April is Financial Literacy Month, which means it’s the perfect time to engage with and educate your account holders about good habits. A recent study found that 29% of Americans have less than $1,000 in savings. In order for them to reach financial freedom, those people need to be saving much more, but they may not know why or how.
Teaching people about financial literacy early and often is essential to helping them succeed. Here are a few ideas you can use to educate your community and their families this April.
April 12 is Teach Children to Save Day, dedicated to educating kids about money.
Start them young. Teach Children to Save Day is an opportunity to share information and resources with your community that will make learning about money fun so the information actually sticks. Sponsored by the American Bankers Association, all financial institutions can participate in Teach Children to Save Day.
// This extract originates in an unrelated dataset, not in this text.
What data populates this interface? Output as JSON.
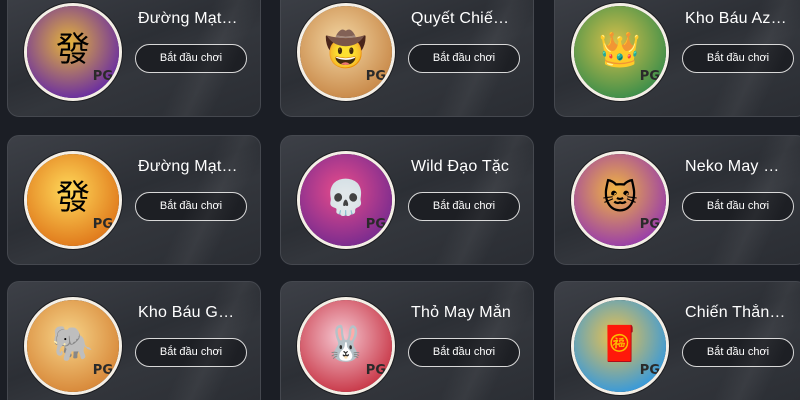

Consider holding a workshop geared toward children that teaches them the basics of budgeting or a class for teens that educates them on the basics of student loans before they need them.
Spread the word this April about financial literacy.
We also recommend finding ways to teach adults in your community about personal finance. The Federal Trade Commission has a few top tips for people looking to improve their financial literacy. One of them is about protecting personal information. Consider creating a blog post or sending out an email about how you keep account holders’ information safe and include steps consumers can take on their own to prevent identity theft.
The FTC also tells consumers to “comparison shop for home loans and mortgages.” This is a great time to highlight the loans you have. If you offer the Kasasa Loan®, showcase the mobile-friendly dashboard that gives consumers more transparency and control over their loan. Any time they log in, they’ll know exactly where they stand, and they’ll be able to see how any changes in payments may affect the terms of the loan. Thank you, Take-Backs™!
It’s your role in the community.
As a local financial institution, you have the opportunity to help educate consumers young and old about money and strengthen relationships in your community. In fact, 70% of community bank and credit union account holders see their bank as a partner in managing their finances, compared to just 57% of megabank account holders.* By telling consumers about valuable tools and resources that will help them, you’re creating a foundation of trust and a positive relationship that will last for years to come.